Crisis de las relaciones laborales en España: ¿A qué están esperando?, ¿quién los frena?

¿A qué están esperando?, ¿quién los frena?

La actual situación de las relaciones laborales en España, pasa por un momento especialmente crítico. Esto no es nada nuevo y, resulta ser tan poco novedoso que, por ello nos está llevando a la dejadez más absoluta respecto de sus consecuencias y, respecto también de la respuesta inmediata que los actores sociales deben dar, sin miramientos.

La permanente imposición de criterios, en base a la mayoría que políticamente ostenta, en el Parlamento, el partido que gobierna en España; está provocando cierta desidia infundada, por parte de las organizaciones sociales, que, tal si estuvieran bajo los efectos de una pájara, observan atónitas como se les van de las manos los derechos que  las trabajadoras y trabajadores, han ido ganando durante años, con su propia lucha. 

En lo que respecta a la acción directa y puntual, este es el momento propio de las organizaciones sindicales de carácter asambleario, las cuales disponen de los medios para decidir la acción sindical, de manera más espontánea y directa; una forma de dar solución a los problemas puntuales en la base, con criterios asumibles por las partes, acordes a las circunstancias propias de las relaciones laborales directas y concretas, sin verse avocados a decisiones genéricas que, en la mayoría de los casos, dejan sin regular la problemática básica, de la relación entre las partes de la producción en el ámbito más humilde. 

Es en base a esa realidad, en la que los gobernantes actuales y la patronal, han iniciado una guerra, sin cuartel, contra los derechos colectivos adquiridos en España, de largo tiempo, por los trabajadores y trabajadoras.

La negociación colectiva está verdaderamente en peligro, la pasividad en las decisiones de iniciativa negociadora, por parte de los empresarios, es clara y notoria. La regulación tendente a inhabilitar la eficacia convencional, una vez llegado el término de su vigencia, es una chispa más, del inicio de un gran incendio, con múltiples focos que, hará casi imposible su extinción.

Ahora llegan, entre otras medidas, la regulación del derecho de huelga, en su vertiente restrictiva, vía servicios mínimos y otras mermas de derechos fundamentales que, dejarán tambaleando un cimiento básico del poder reivindicativo de la clase trabajadora.

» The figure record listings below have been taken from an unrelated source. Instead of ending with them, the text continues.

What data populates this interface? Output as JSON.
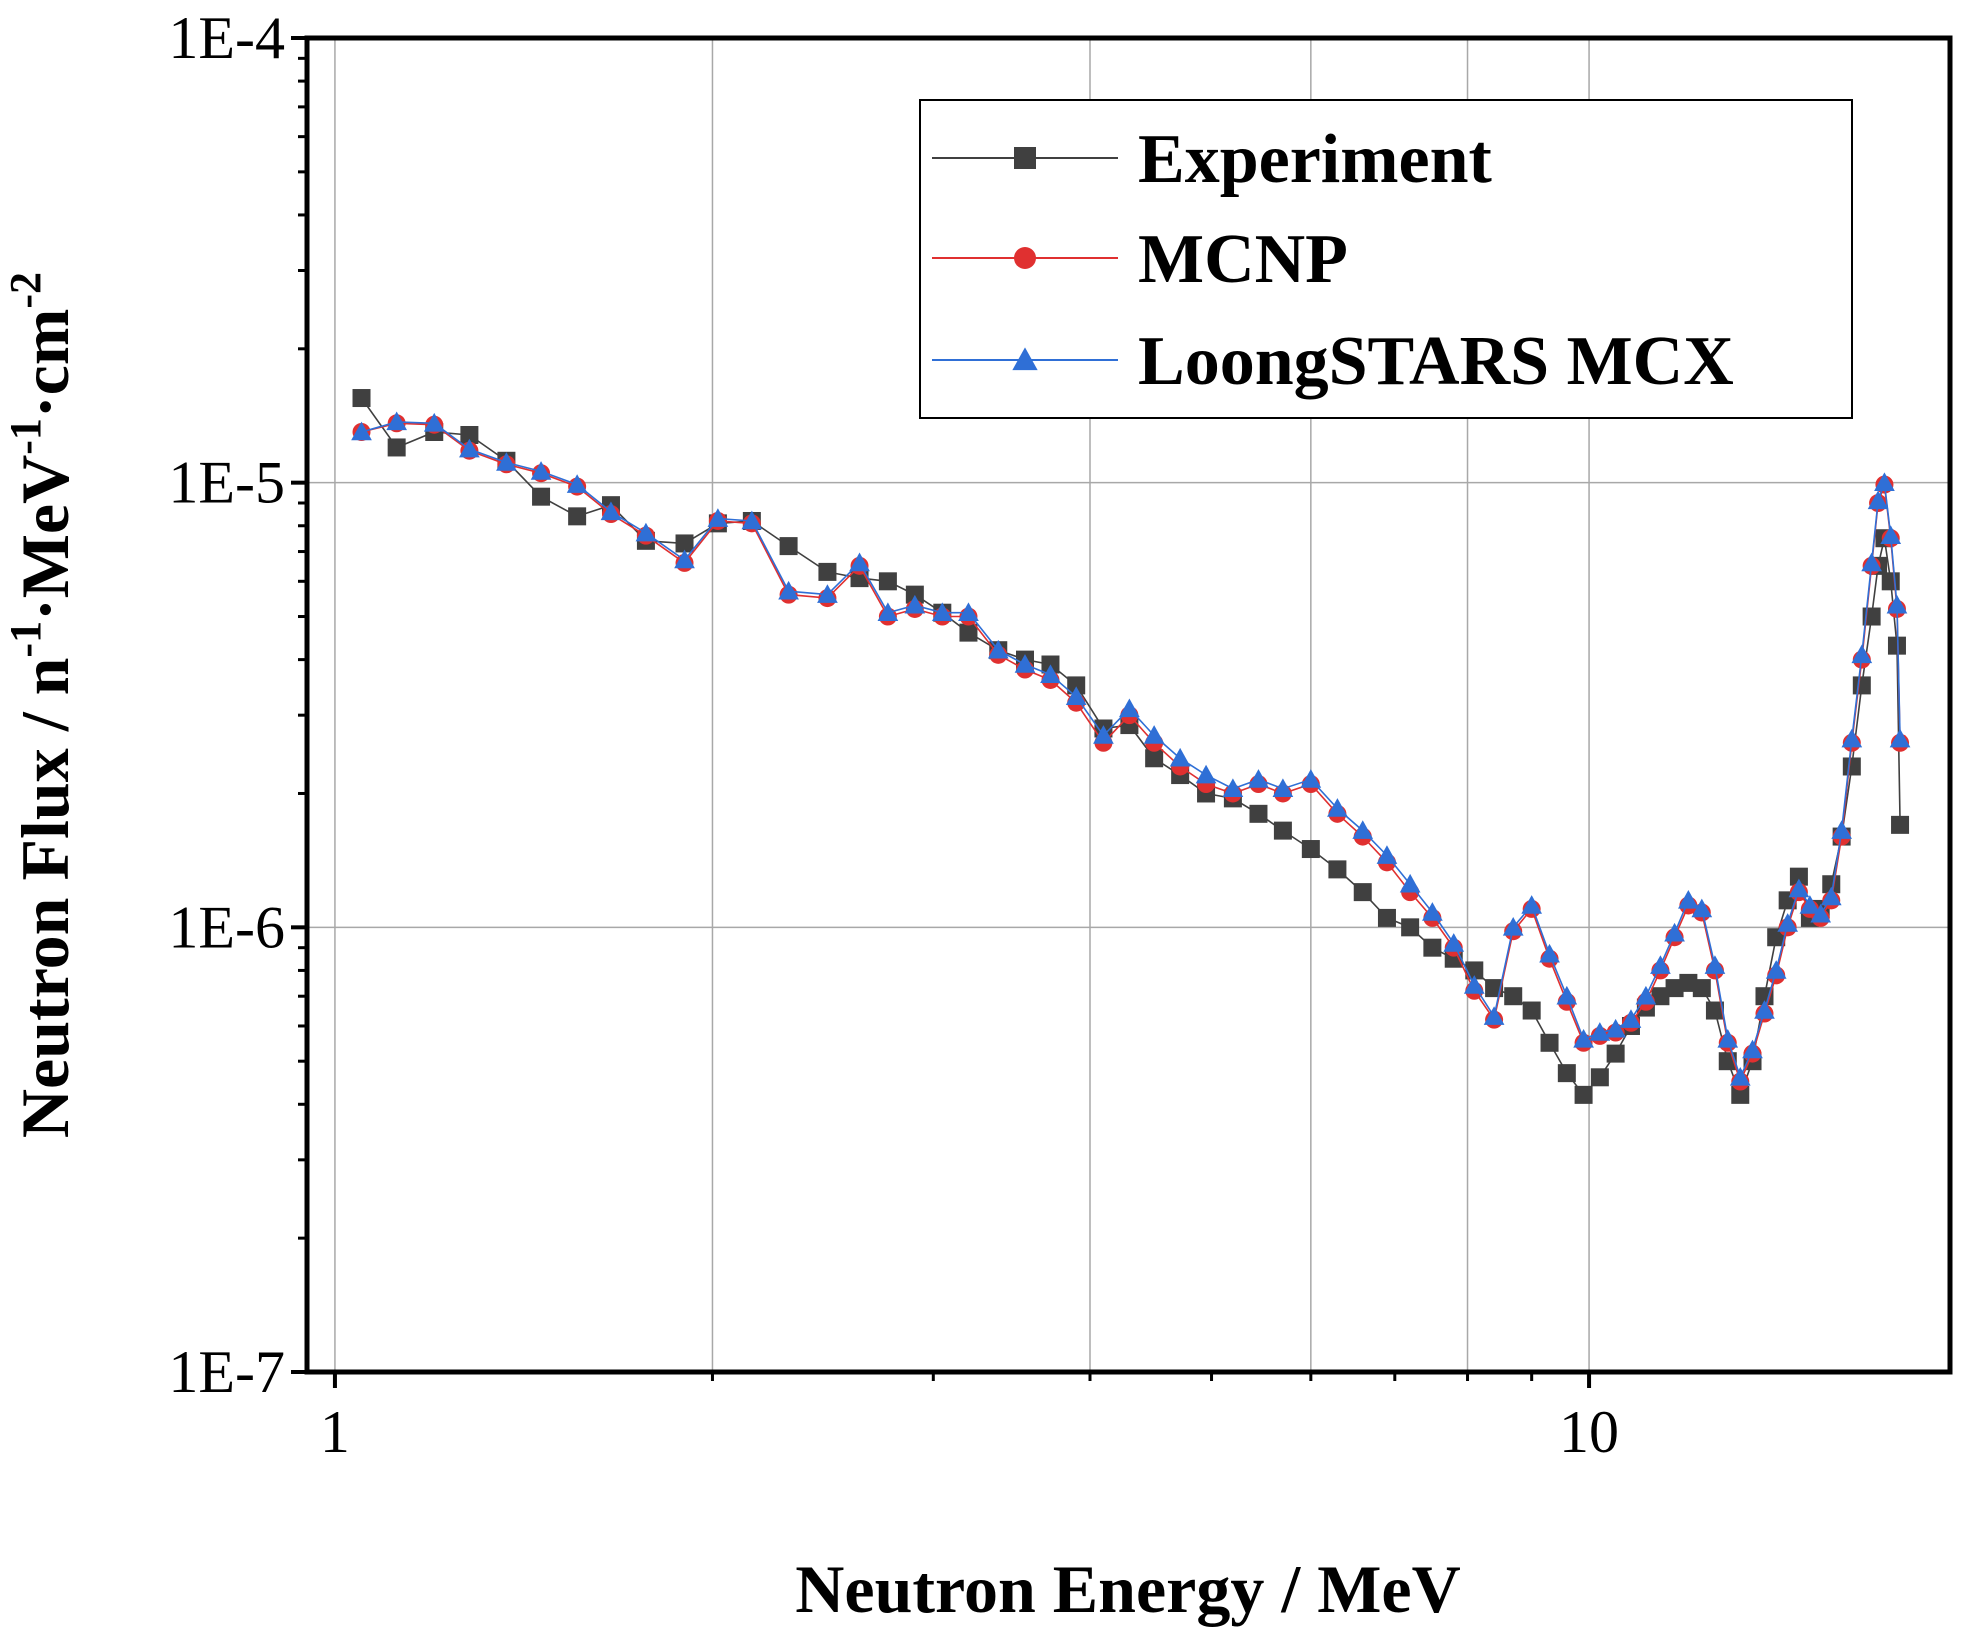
{
  "chart_data": {
    "type": "line",
    "title": "",
    "xlabel": "Neutron Energy / MeV",
    "ylabel": {
      "prefix": "Neutron Flux / n",
      "sup1": "-1",
      "mid1": "·MeV",
      "sup2": "-1",
      "mid2": "·cm",
      "sup3": "-2"
    },
    "xscale": "log",
    "yscale": "log",
    "xlim": [
      0.95,
      19.4
    ],
    "ylim": [
      1e-07,
      0.0001
    ],
    "x_ticks": [
      {
        "value": 1,
        "label": "1"
      },
      {
        "value": 10,
        "label": "10"
      }
    ],
    "x_minor_gridlines": [
      2,
      4,
      6,
      8
    ],
    "y_ticks": [
      {
        "value": 1e-07,
        "label": "1E-7"
      },
      {
        "value": 1e-06,
        "label": "1E-6"
      },
      {
        "value": 1e-05,
        "label": "1E-5"
      },
      {
        "value": 0.0001,
        "label": "1E-4"
      }
    ],
    "grid": true,
    "legend_position": "top-right",
    "series": [
      {
        "name": "Experiment",
        "color": "#404040",
        "marker": "square",
        "points": [
          [
            1.05,
            1.55e-05
          ],
          [
            1.12,
            1.2e-05
          ],
          [
            1.2,
            1.3e-05
          ],
          [
            1.28,
            1.28e-05
          ],
          [
            1.37,
            1.12e-05
          ],
          [
            1.46,
            9.3e-06
          ],
          [
            1.56,
            8.4e-06
          ],
          [
            1.66,
            8.9e-06
          ],
          [
            1.77,
            7.4e-06
          ],
          [
            1.9,
            7.3e-06
          ],
          [
            2.02,
            8.1e-06
          ],
          [
            2.15,
            8.2e-06
          ],
          [
            2.3,
            7.2e-06
          ],
          [
            2.47,
            6.3e-06
          ],
          [
            2.62,
            6.1e-06
          ],
          [
            2.76,
            6e-06
          ],
          [
            2.9,
            5.6e-06
          ],
          [
            3.05,
            5.1e-06
          ],
          [
            3.2,
            4.6e-06
          ],
          [
            3.38,
            4.2e-06
          ],
          [
            3.55,
            4e-06
          ],
          [
            3.72,
            3.9e-06
          ],
          [
            3.9,
            3.5e-06
          ],
          [
            4.1,
            2.8e-06
          ],
          [
            4.3,
            2.85e-06
          ],
          [
            4.5,
            2.4e-06
          ],
          [
            4.72,
            2.2e-06
          ],
          [
            4.95,
            2e-06
          ],
          [
            5.2,
            1.95e-06
          ],
          [
            5.45,
            1.8e-06
          ],
          [
            5.7,
            1.65e-06
          ],
          [
            6.0,
            1.5e-06
          ],
          [
            6.3,
            1.35e-06
          ],
          [
            6.6,
            1.2e-06
          ],
          [
            6.9,
            1.05e-06
          ],
          [
            7.2,
            1e-06
          ],
          [
            7.5,
            9e-07
          ],
          [
            7.8,
            8.5e-07
          ],
          [
            8.1,
            8e-07
          ],
          [
            8.4,
            7.3e-07
          ],
          [
            8.7,
            7e-07
          ],
          [
            9.0,
            6.5e-07
          ],
          [
            9.3,
            5.5e-07
          ],
          [
            9.6,
            4.7e-07
          ],
          [
            9.9,
            4.2e-07
          ],
          [
            10.2,
            4.6e-07
          ],
          [
            10.5,
            5.2e-07
          ],
          [
            10.8,
            6e-07
          ],
          [
            11.1,
            6.6e-07
          ],
          [
            11.4,
            7e-07
          ],
          [
            11.7,
            7.3e-07
          ],
          [
            12.0,
            7.5e-07
          ],
          [
            12.3,
            7.3e-07
          ],
          [
            12.6,
            6.5e-07
          ],
          [
            12.9,
            5e-07
          ],
          [
            13.2,
            4.2e-07
          ],
          [
            13.5,
            5e-07
          ],
          [
            13.8,
            7e-07
          ],
          [
            14.1,
            9.5e-07
          ],
          [
            14.4,
            1.15e-06
          ],
          [
            14.7,
            1.3e-06
          ],
          [
            15.0,
            1.05e-06
          ],
          [
            15.3,
            1.1e-06
          ],
          [
            15.6,
            1.25e-06
          ],
          [
            15.9,
            1.6e-06
          ],
          [
            16.2,
            2.3e-06
          ],
          [
            16.5,
            3.5e-06
          ],
          [
            16.8,
            5e-06
          ],
          [
            17.0,
            6.5e-06
          ],
          [
            17.2,
            7.5e-06
          ],
          [
            17.4,
            6e-06
          ],
          [
            17.6,
            4.3e-06
          ],
          [
            17.7,
            1.7e-06
          ]
        ]
      },
      {
        "name": "MCNP",
        "color": "#e03030",
        "marker": "circle",
        "points": [
          [
            1.05,
            1.3e-05
          ],
          [
            1.12,
            1.36e-05
          ],
          [
            1.2,
            1.35e-05
          ],
          [
            1.28,
            1.18e-05
          ],
          [
            1.37,
            1.1e-05
          ],
          [
            1.46,
            1.05e-05
          ],
          [
            1.56,
            9.8e-06
          ],
          [
            1.66,
            8.5e-06
          ],
          [
            1.77,
            7.6e-06
          ],
          [
            1.9,
            6.6e-06
          ],
          [
            2.02,
            8.2e-06
          ],
          [
            2.15,
            8.1e-06
          ],
          [
            2.3,
            5.6e-06
          ],
          [
            2.47,
            5.5e-06
          ],
          [
            2.62,
            6.5e-06
          ],
          [
            2.76,
            5e-06
          ],
          [
            2.9,
            5.2e-06
          ],
          [
            3.05,
            5e-06
          ],
          [
            3.2,
            5e-06
          ],
          [
            3.38,
            4.1e-06
          ],
          [
            3.55,
            3.8e-06
          ],
          [
            3.72,
            3.6e-06
          ],
          [
            3.9,
            3.2e-06
          ],
          [
            4.1,
            2.6e-06
          ],
          [
            4.3,
            3e-06
          ],
          [
            4.5,
            2.6e-06
          ],
          [
            4.72,
            2.3e-06
          ],
          [
            4.95,
            2.1e-06
          ],
          [
            5.2,
            2e-06
          ],
          [
            5.45,
            2.1e-06
          ],
          [
            5.7,
            2e-06
          ],
          [
            6.0,
            2.1e-06
          ],
          [
            6.3,
            1.8e-06
          ],
          [
            6.6,
            1.6e-06
          ],
          [
            6.9,
            1.4e-06
          ],
          [
            7.2,
            1.2e-06
          ],
          [
            7.5,
            1.05e-06
          ],
          [
            7.8,
            9e-07
          ],
          [
            8.1,
            7.2e-07
          ],
          [
            8.4,
            6.2e-07
          ],
          [
            8.7,
            9.8e-07
          ],
          [
            9.0,
            1.1e-06
          ],
          [
            9.3,
            8.5e-07
          ],
          [
            9.6,
            6.8e-07
          ],
          [
            9.9,
            5.5e-07
          ],
          [
            10.2,
            5.7e-07
          ],
          [
            10.5,
            5.8e-07
          ],
          [
            10.8,
            6.1e-07
          ],
          [
            11.1,
            6.8e-07
          ],
          [
            11.4,
            8e-07
          ],
          [
            11.7,
            9.5e-07
          ],
          [
            12.0,
            1.12e-06
          ],
          [
            12.3,
            1.08e-06
          ],
          [
            12.6,
            8e-07
          ],
          [
            12.9,
            5.5e-07
          ],
          [
            13.2,
            4.5e-07
          ],
          [
            13.5,
            5.2e-07
          ],
          [
            13.8,
            6.4e-07
          ],
          [
            14.1,
            7.8e-07
          ],
          [
            14.4,
            1e-06
          ],
          [
            14.7,
            1.2e-06
          ],
          [
            15.0,
            1.1e-06
          ],
          [
            15.3,
            1.05e-06
          ],
          [
            15.6,
            1.15e-06
          ],
          [
            15.9,
            1.6e-06
          ],
          [
            16.2,
            2.6e-06
          ],
          [
            16.5,
            4e-06
          ],
          [
            16.8,
            6.5e-06
          ],
          [
            17.0,
            9e-06
          ],
          [
            17.2,
            9.9e-06
          ],
          [
            17.4,
            7.5e-06
          ],
          [
            17.6,
            5.2e-06
          ],
          [
            17.7,
            2.6e-06
          ]
        ]
      },
      {
        "name": "LoongSTARS MCX",
        "color": "#2f6fd6",
        "marker": "triangle",
        "points": [
          [
            1.05,
            1.3e-05
          ],
          [
            1.12,
            1.37e-05
          ],
          [
            1.2,
            1.36e-05
          ],
          [
            1.28,
            1.19e-05
          ],
          [
            1.37,
            1.11e-05
          ],
          [
            1.46,
            1.06e-05
          ],
          [
            1.56,
            9.9e-06
          ],
          [
            1.66,
            8.6e-06
          ],
          [
            1.77,
            7.7e-06
          ],
          [
            1.9,
            6.7e-06
          ],
          [
            2.02,
            8.3e-06
          ],
          [
            2.15,
            8.2e-06
          ],
          [
            2.3,
            5.7e-06
          ],
          [
            2.47,
            5.6e-06
          ],
          [
            2.62,
            6.6e-06
          ],
          [
            2.76,
            5.1e-06
          ],
          [
            2.9,
            5.3e-06
          ],
          [
            3.05,
            5.1e-06
          ],
          [
            3.2,
            5.1e-06
          ],
          [
            3.38,
            4.2e-06
          ],
          [
            3.55,
            3.9e-06
          ],
          [
            3.72,
            3.7e-06
          ],
          [
            3.9,
            3.3e-06
          ],
          [
            4.1,
            2.7e-06
          ],
          [
            4.3,
            3.1e-06
          ],
          [
            4.5,
            2.7e-06
          ],
          [
            4.72,
            2.4e-06
          ],
          [
            4.95,
            2.2e-06
          ],
          [
            5.2,
            2.05e-06
          ],
          [
            5.45,
            2.15e-06
          ],
          [
            5.7,
            2.05e-06
          ],
          [
            6.0,
            2.15e-06
          ],
          [
            6.3,
            1.85e-06
          ],
          [
            6.6,
            1.65e-06
          ],
          [
            6.9,
            1.45e-06
          ],
          [
            7.2,
            1.25e-06
          ],
          [
            7.5,
            1.08e-06
          ],
          [
            7.8,
            9.2e-07
          ],
          [
            8.1,
            7.4e-07
          ],
          [
            8.4,
            6.3e-07
          ],
          [
            8.7,
            1e-06
          ],
          [
            9.0,
            1.12e-06
          ],
          [
            9.3,
            8.7e-07
          ],
          [
            9.6,
            7e-07
          ],
          [
            9.9,
            5.6e-07
          ],
          [
            10.2,
            5.8e-07
          ],
          [
            10.5,
            5.9e-07
          ],
          [
            10.8,
            6.2e-07
          ],
          [
            11.1,
            7e-07
          ],
          [
            11.4,
            8.2e-07
          ],
          [
            11.7,
            9.7e-07
          ],
          [
            12.0,
            1.15e-06
          ],
          [
            12.3,
            1.1e-06
          ],
          [
            12.6,
            8.2e-07
          ],
          [
            12.9,
            5.6e-07
          ],
          [
            13.2,
            4.6e-07
          ],
          [
            13.5,
            5.3e-07
          ],
          [
            13.8,
            6.5e-07
          ],
          [
            14.1,
            8e-07
          ],
          [
            14.4,
            1.02e-06
          ],
          [
            14.7,
            1.22e-06
          ],
          [
            15.0,
            1.12e-06
          ],
          [
            15.3,
            1.07e-06
          ],
          [
            15.6,
            1.17e-06
          ],
          [
            15.9,
            1.65e-06
          ],
          [
            16.2,
            2.65e-06
          ],
          [
            16.5,
            4.1e-06
          ],
          [
            16.8,
            6.6e-06
          ],
          [
            17.0,
            9.1e-06
          ],
          [
            17.2,
            1e-05
          ],
          [
            17.4,
            7.6e-06
          ],
          [
            17.6,
            5.3e-06
          ],
          [
            17.7,
            2.65e-06
          ]
        ]
      }
    ]
  }
}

Como telón de fondo, a fin de mantener la cuerda bien tensada, se ha ido plasmando de manera premeditada y medida, la pérdida de poder adquisitivo, creando una gran masa de pobreza, en plena disposición a aceptar trabajos precarios y a dejarse llevar por ofertas pírricas de mejora en las condiciones laborales.

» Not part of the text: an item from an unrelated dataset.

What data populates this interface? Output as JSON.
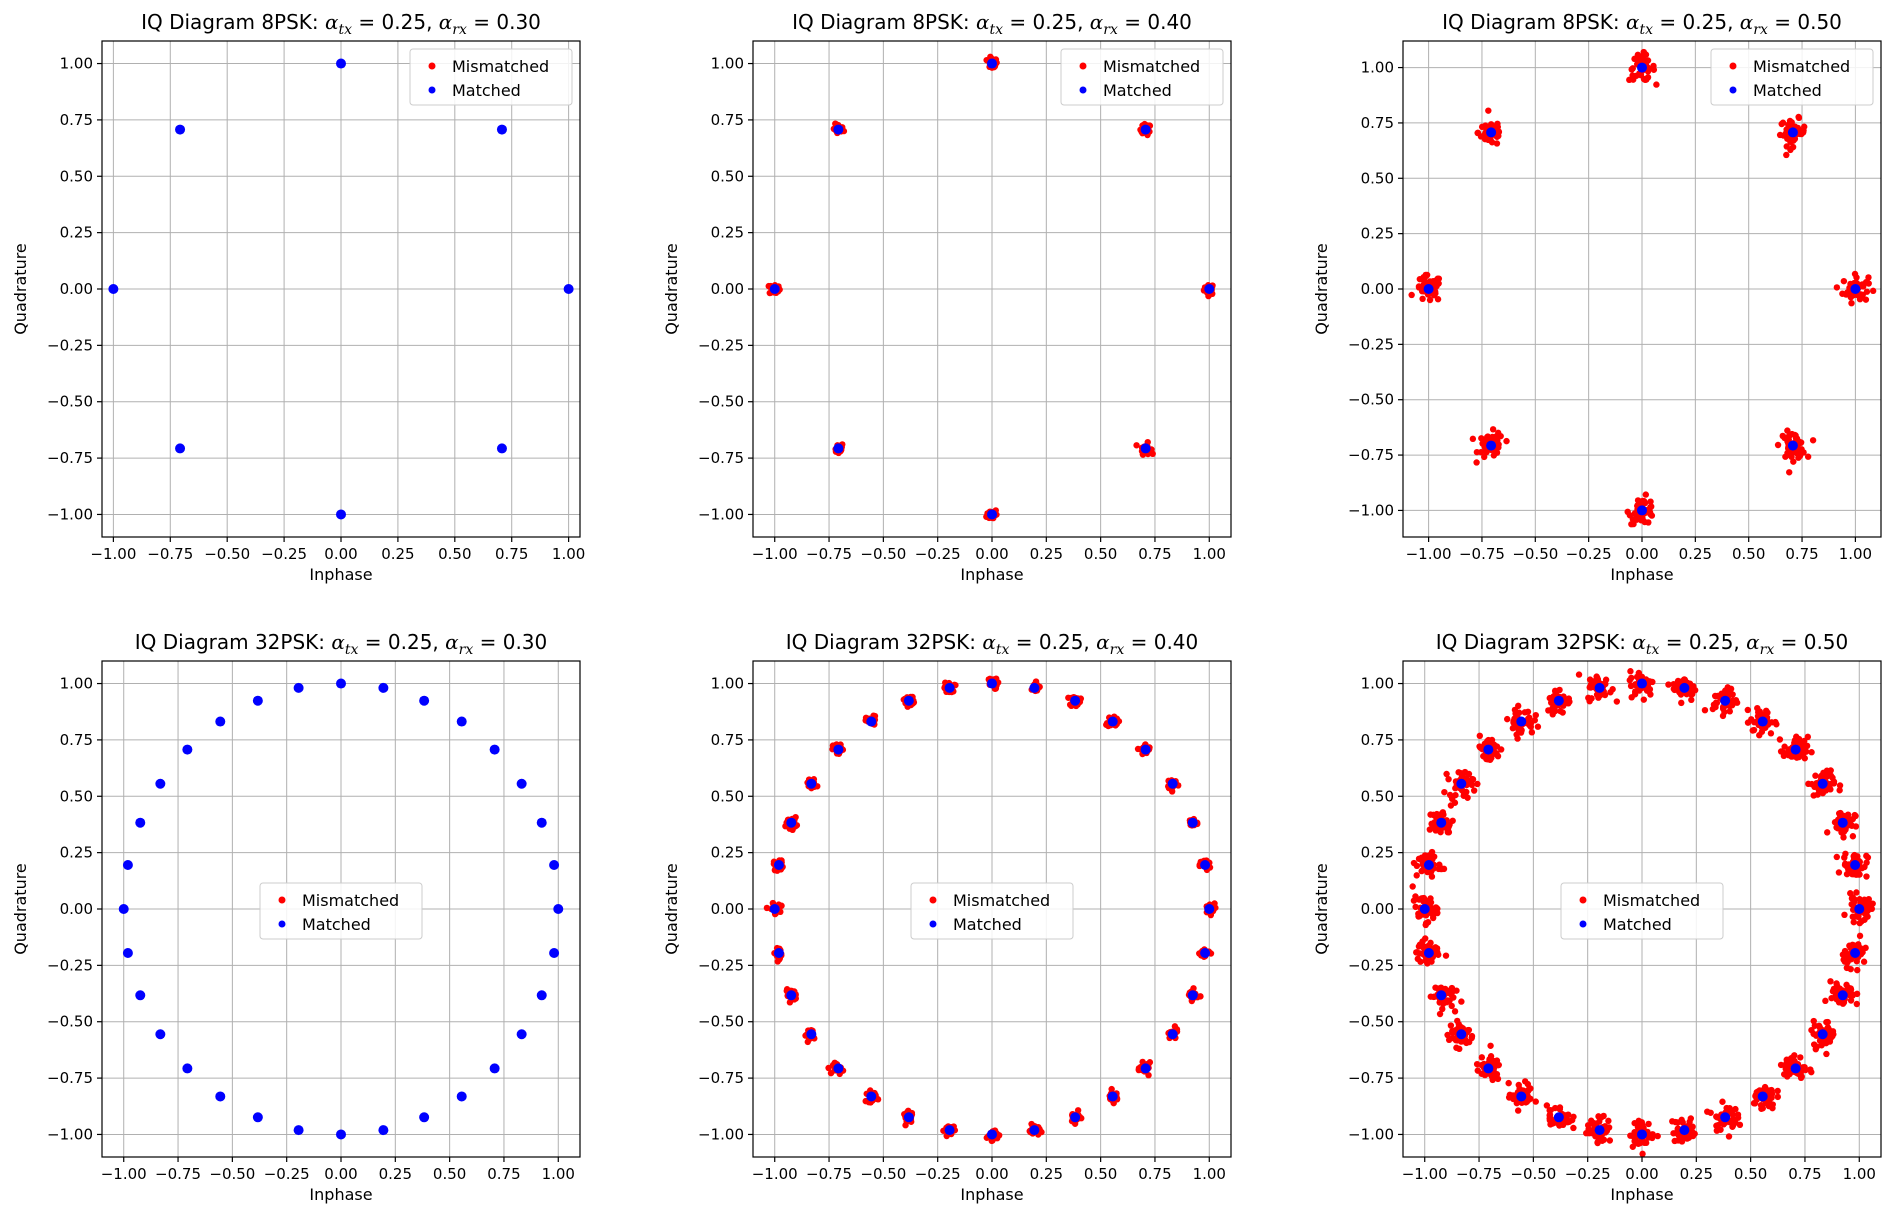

A todo ello, sin dilación, hay que responder con los medios constitucionales al alcance, los cuales dimanan de la libertad sindical. Es a través de las secciones sindicales legalmente constituidas, representadas por sus delegados sindicales en los ámbitos en que son elegidos por los afiliados a las organizaciones sindicales, -de acuerdo con sus estatutos-; así como, por aquellos autorizados y apoderados por el Sindicato; es a través de ellos, como se pueden sostener los derechos y las garantías constitucionales y los que regula y recomienda, el derecho internacional (OIT, UE, Tribunal de Justicia, jurisprudencia española...). Esa libertad sindical que conserva el amparo constitucional y que constituye un derecho fundamental, es la vía de la lucha para la defensa directa de las relaciones laborales, desde las organizaciones sindicales, sobretodo y principalmente por aquellas cuya base de funcionamiento, es la asamblea de sus afiliados y de los trabajadores en general.  ¡Sin retirada, sin rendición!